As dense smoke filled the building, the security officer was separated from Mr. Stevens and Mr. Smith and managed to get outside, the administration officials said. The security officer then went back inside and located Mr. Smith's body in what one U.S. official described as "a heroic effort." He was unable to find Mr. Stevens because the diplomat had been taken to the hospital by "unknown personnel," the U.S. official continued.
Meanwhile, State Department and Libyan security personnel counterattacked, drove the assailants from the compound, rounded up other American personnel and moved them into a walled annex, the U.S. officials said. The annex came under fire around midnight, and two unidentified Americans were killed. Three others were injured.

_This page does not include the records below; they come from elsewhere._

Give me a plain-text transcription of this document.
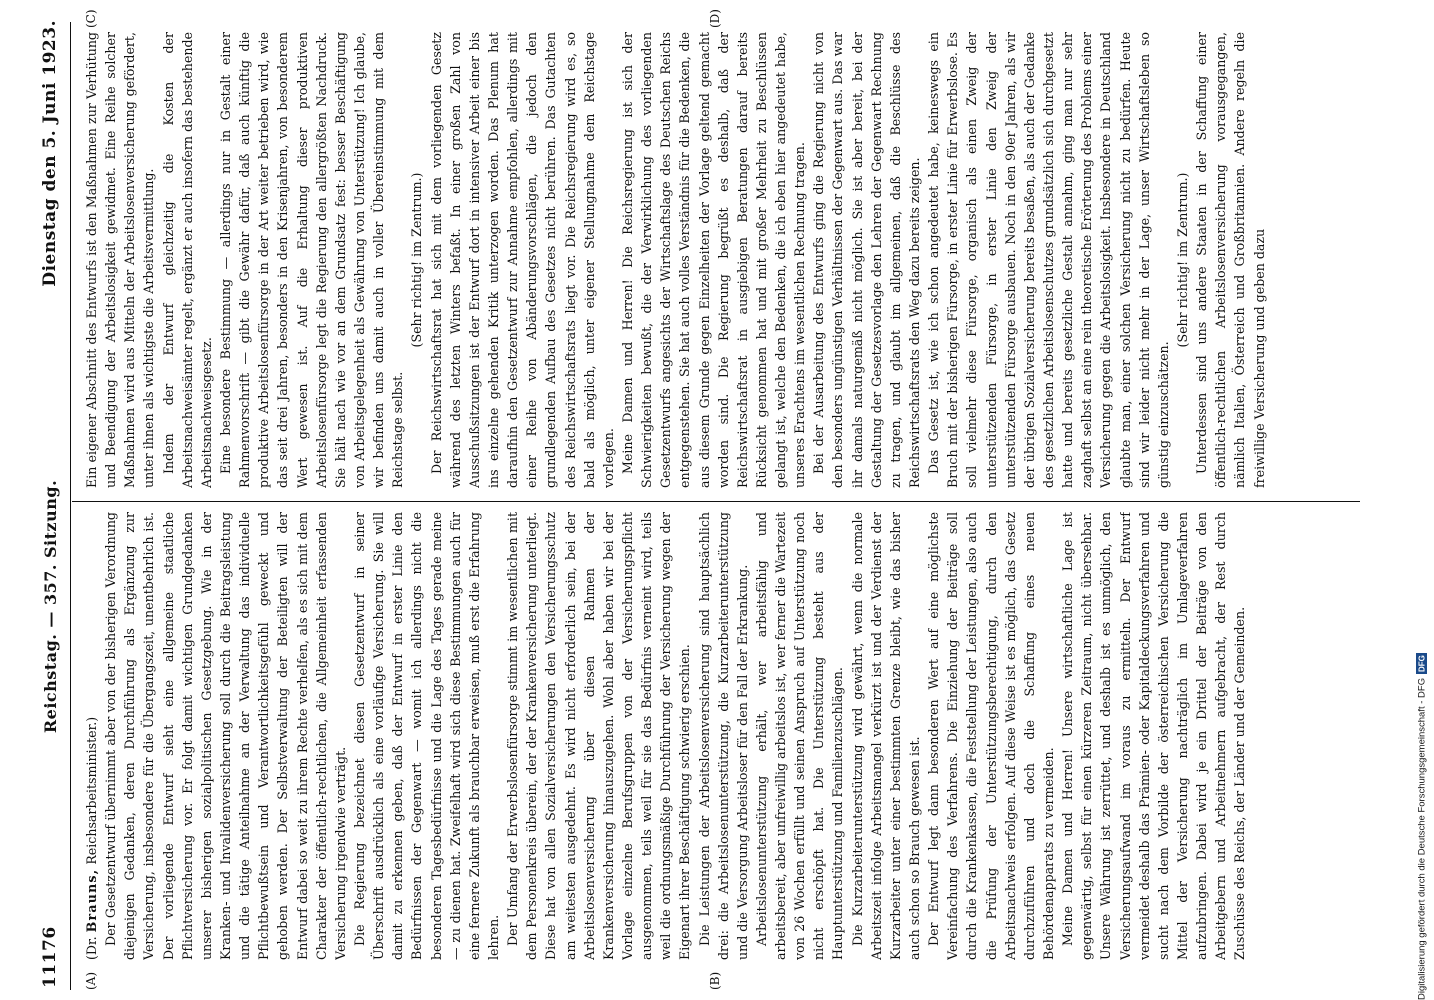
11176
Reichstag. — 357. Sitzung.
Dienstag den 5. Juni 1923.
(A)	(B)
(C)	(D)

(Dr. Brauns, Reichsarbeitsminister.) Der Gesetzentwurf übernimmt aber von der bisherigen Verordnung diejenigen Gedanken, deren Durchführung als Ergänzung zur Versicherung, insbesondere für die Übergangszeit, unentbehrlich ist. Der vorliegende Entwurf sieht eine allgemeine staatliche Pflichtversicherung vor. Er folgt damit wichtigen Grundgedanken unserer bisherigen sozialpolitischen Gesetzgebung. Wie in der Kranken- und Invalidenversicherung soll durch die Beitragsleistung und die tätige Anteilnahme an der Verwaltung das individuelle Pflichtbewußtsein und Verantwortlichkeitsgefühl geweckt und gehoben werden. Der Selbstverwaltung der Beteiligten will der Entwurf dabei so weit zu ihrem Rechte verhelfen, als es sich mit dem Charakter der öffentlich-rechtlichen, die Allgemeinheit erfassenden Versicherung irgendwie verträgt. Die Regierung bezeichnet diesen Gesetzentwurf in seiner Überschrift ausdrücklich als eine vorläufige Versicherung. Sie will damit zu erkennen geben, daß der Entwurf in erster Linie den Bedürfnissen der Gegenwart — womit ich allerdings nicht die besonderen Tagesbedürfnisse und die Lage des Tages gerade meine — zu dienen hat. Zweifelhaft wird sich diese Bestimmungen auch für eine fernere Zukunft als brauchbar erweisen, muß erst die Erfahrung lehren. Der Umfang der Erwerbslosenfürsorge stimmt im wesentlichen mit dem Personenkreis überein, der der Krankenversicherung unterliegt. Diese hat von allen Sozialversicherungen den Versicherungsschutz am weitesten ausgedehnt. Es wird nicht erforderlich sein, bei der Arbeitslosenversicherung über diesen Rahmen der Krankenversicherung hinauszugehen. Wohl aber haben wir bei der Vorlage einzelne Berufsgruppen von der Versicherungspflicht ausgenommen, teils weil für sie das Bedürfnis verneint wird, teils weil die ordnungsmäßige Durchführung der Versicherung wegen der Eigenart ihrer Beschäftigung schwierig erschien. Die Leistungen der Arbeitslosenversicherung sind hauptsächlich drei: die Arbeitslosenunterstützung, die Kurzarbeiterunterstützung und die Versorgung Arbeitsloser für den Fall der Erkrankung. Arbeitslosenunterstützung erhält, wer arbeitsfähig und arbeitsbereit, aber unfreiwillig arbeitslos ist, wer ferner die Wartezeit von 26 Wochen erfüllt und seinen Anspruch auf Unterstützung noch nicht erschöpft hat. Die Unterstützung besteht aus der Hauptunterstützung und Familienzuschlägen. Die Kurzarbeiterunterstützung wird gewährt, wenn die normale Arbeitszeit infolge Arbeitsmangel verkürzt ist und der Verdienst der Kurzarbeiter unter einer bestimmten Grenze bleibt, wie das bisher auch schon so Brauch gewesen ist. Der Entwurf legt dann besonderen Wert auf eine möglichste Vereinfachung des Verfahrens. Die Einziehung der Beiträge soll durch die Krankenkassen, die Feststellung der Leistungen, also auch die Prüfung der Unterstützungsberechtigung, durch den Arbeitsnachweis erfolgen. Auf diese Weise ist es möglich, das Gesetz durchzuführen und doch die Schaffung eines neuen Behördenapparats zu vermeiden. Meine Damen und Herren! Unsere wirtschaftliche Lage ist gegenwärtig, selbst für einen kürzeren Zeitraum, nicht übersehbar. Unsere Währung ist zerrüttet, und deshalb ist es unmöglich, den Versicherungsaufwand im voraus zu ermitteln. Der Entwurf vermeidet deshalb das Prämien- oder Kapitaldeckungsverfahren und sucht nach dem Vorbilde der österreichischen Versicherung die Mittel der Versicherung nachträglich im Umlageverfahren aufzubringen. Dabei wird je ein Drittel der Beiträge von den Arbeitgebern und Arbeitnehmern aufgebracht, der Rest durch Zuschüsse des Reichs, der Länder und der Gemeinden.

Ein eigener Abschnitt des Entwurfs ist den Maßnahmen zur Verhütung und Beendigung der Arbeitslosigkeit gewidmet. Eine Reihe solcher Maßnahmen wird aus Mitteln der Arbeitslosenversicherung gefördert, unter ihnen als wichtigste die Arbeitsvermittlung. Indem der Entwurf gleichzeitig die Kosten der Arbeitsnachweisämter regelt, ergänzt er auch insofern das bestehende Arbeitsnachweisgesetz. Eine besondere Bestimmung — allerdings nur in Gestalt einer Rahmenvorschrift — gibt die Gewähr dafür, daß auch künftig die produktive Arbeitslosenfürsorge in der Art weiter betrieben wird, wie das seit drei Jahren, besonders in den Krisenjahren, von besonderem Wert gewesen ist. Auf die Erhaltung dieser produktiven Arbeitslosenfürsorge legt die Regierung den allergrößten Nachdruck. Sie hält nach wie vor an dem Grundsatz fest: besser Beschäftigung von Arbeitsgelegenheit als Gewährung von Unterstützung! Ich glaube, wir befinden uns damit auch in voller Übereinstimmung mit dem Reichstage selbst.

(Sehr richtig! im Zentrum.) Der Reichswirtschaftsrat hat sich mit dem vorliegenden Gesetz während des letzten Winters befaßt. In einer großen Zahl von Ausschußsitzungen ist der Entwurf dort in intensiver Arbeit einer bis ins einzelne gehenden Kritik unterzogen worden. Das Plenum hat daraufhin den Gesetzentwurf zur Annahme empfohlen, allerdings mit einer Reihe von Abänderungsvorschlägen, die jedoch den grundlegenden Aufbau des Gesetzes nicht berühren. Das Gutachten des Reichswirtschaftsrats liegt vor. Die Reichsregierung wird es, so bald als möglich, unter eigener Stellungnahme dem Reichstage vorlegen. Meine Damen und Herren! Die Reichsregierung ist sich der Schwierigkeiten bewußt, die der Verwirklichung des vorliegenden Gesetzentwurfs angesichts der Wirtschaftslage des Deutschen Reichs entgegenstehen. Sie hat auch volles Verständnis für die Bedenken, die aus diesem Grunde gegen Einzelheiten der Vorlage geltend gemacht worden sind. Die Regierung begrüßt es deshalb, daß der Reichswirtschaftsrat in ausgiebigen Beratungen darauf bereits Rücksicht genommen hat und mit großer Mehrheit zu Beschlüssen gelangt ist, welche den Bedenken, die ich eben hier angedeutet habe, unseres Erachtens im wesentlichen Rechnung tragen. Bei der Ausarbeitung des Entwurfs ging die Regierung nicht von den besonders ungünstigen Verhältnissen der Gegenwart aus. Das war ihr damals naturgemäß nicht möglich. Sie ist aber bereit, bei der Gestaltung der Gesetzesvorlage den Lehren der Gegenwart Rechnung zu tragen, und glaubt im allgemeinen, daß die Beschlüsse des Reichswirtschaftsrats den Weg dazu bereits zeigen. Das Gesetz ist, wie ich schon angedeutet habe, keineswegs ein Bruch mit der bisherigen Fürsorge, in erster Linie für Erwerbslose. Es soll vielmehr diese Fürsorge, organisch als einen Zweig der unterstützenden Fürsorge, in erster Linie den Zweig der unterstützenden Fürsorge ausbauen. Noch in den 90er Jahren, als wir der übrigen Sozialversicherung bereits besaßen, als auch der Gedanke des gesetzlichen Arbeitslosenschutzes grundsätzlich sich durchgesetzt hatte und bereits gesetzliche Gestalt annahm, ging man nur sehr zaghaft selbst an eine rein theoretische Erörterung des Problems einer Versicherung gegen die Arbeitslosigkeit. Insbesondere in Deutschland glaubte man, einer solchen Versicherung nicht zu bedürfen. Heute sind wir leider nicht mehr in der Lage, unser Wirtschaftsleben so günstig einzuschätzen.

(Sehr richtig! im Zentrum.) Unterdessen sind uns andere Staaten in der Schaffung einer öffentlich-rechtlichen Arbeitslosenversicherung vorausgegangen, nämlich Italien, Österreich und Großbritannien. Andere regeln die freiwillige Versicherung und geben dazu

Digitalisierung gefördert durch die Deutsche Forschungsgemeinschaft - DFG
DFG
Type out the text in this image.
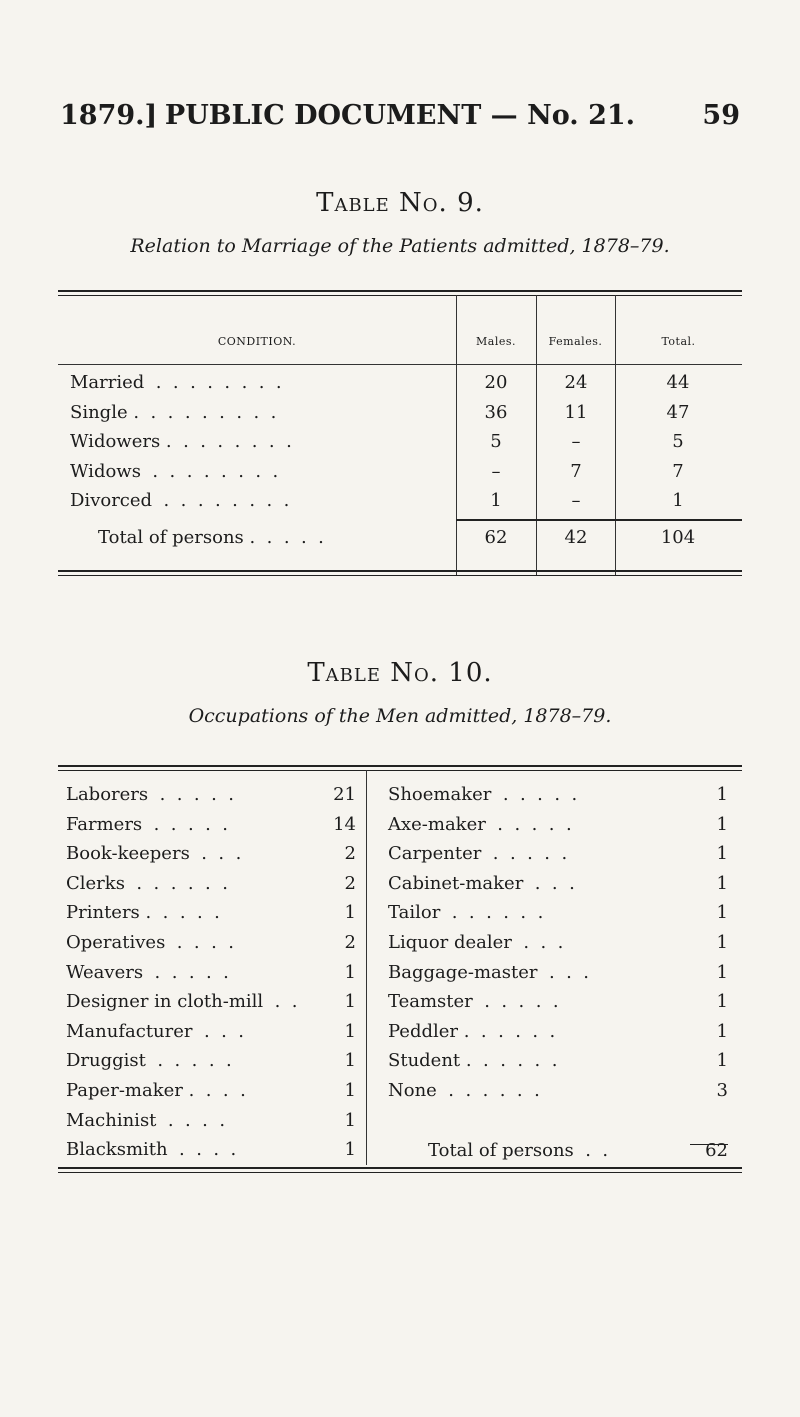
1879.] PUBLIC DOCUMENT — No. 21.	59
Table No. 9.
Relation to Marriage of the Patients admitted, 1878–79.
CONDITION.	Males.	Females.	Total.
Married  .  .  .  .  .  .  .  .	20	24	44
Single .  .  .  .  .  .  .  .  .	36	11	47
Widowers .  .  .  .  .  .  .  .	5	–	5
Widows  .  .  .  .  .  .  .  .	–	7	7
Divorced  .  .  .  .  .  .  .  .	1	–	1
Total of persons .  .  .  .  .	62	42	104
Table No. 10.
Occupations of the Men admitted, 1878–79.
Laborers  .  .  .  .  .	21
Farmers  .  .  .  .  .	14
Book-keepers  .  .  .	2
Clerks  .  .  .  .  .  .	2
Printers .  .  .  .  .	1
Operatives  .  .  .  .	2
Weavers  .  .  .  .  .	1
Designer in cloth-mill  .  .	1
Manufacturer  .  .  .	1
Druggist  .  .  .  .  .	1
Paper-maker .  .  .  .	1
Machinist  .  .  .  .	1
Blacksmith  .  .  .  .	1
Shoemaker  .  .  .  .  .	1
Axe-maker  .  .  .  .  .	1
Carpenter  .  .  .  .  .	1
Cabinet-maker  .  .  .	1
Tailor  .  .  .  .  .  .	1
Liquor dealer  .  .  .	1
Baggage-master  .  .  .	1
Teamster  .  .  .  .  .	1
Peddler .  .  .  .  .  .	1
Student .  .  .  .  .  .	1
None  .  .  .  .  .  .	3
Total of persons  .  .	62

The Americans eventually were evacuated from Benghazi, and all but emergency staff left the U.S. Embassy in Tripoli under the protection of the 50-strong unit from the Marines' Fleet Anti-Terrorist Security Team, an elite contingent dispersed around the world to rapidly respond to terrorist incidents, the U.S. officials said.
Initial reports said the assault began as a protest timed to coincide with the anniversary of the Sept. 11, 2001, attacks and linked to anger over clips posted on the Internet of a U.S.-made film parodying the Prophet Muhammad. But Mr. Bishari's statements and those of the senior administration officials suggested that there was no such protest in Benghazi.
Mr. Obama condemned the film, saying Americans "reject all efforts to denigrate the religious beliefs of others. But there is absolutely no justification to this kind of senseless violence. None."
Which organization precisely was behind the attack in Benghazi was unclear amid suggestions that al-Qaida may have played a role. Ansar al Sharia, the group whose flag the Benghazi attackers displayed, is one of the largest armed extremist groups operating in Libya. But the attack came just hours after al-Qaida leader Ayman al-Zawahri in a video appeal urged Libyans to attack U.S. targets to avenge the killing by a U.S. drone in June of his Libyan second-in-command, Abu Yahya al-Libi.
Flanked by Secretary of State Hillary Rodham Clinton in the White House Rose Garden, Mr. Obama hailed the Libyan security personnel who joined their U.S. counterparts in fighting to protect the consulate. He stressed that the United States would continue working with the Libyan government to stabilize the country, which has been plagued by a stream of violent incidents by rebel militias and Islamic extremist groups that refused to disband after Moammar Gadhafi's October 2011 ouster.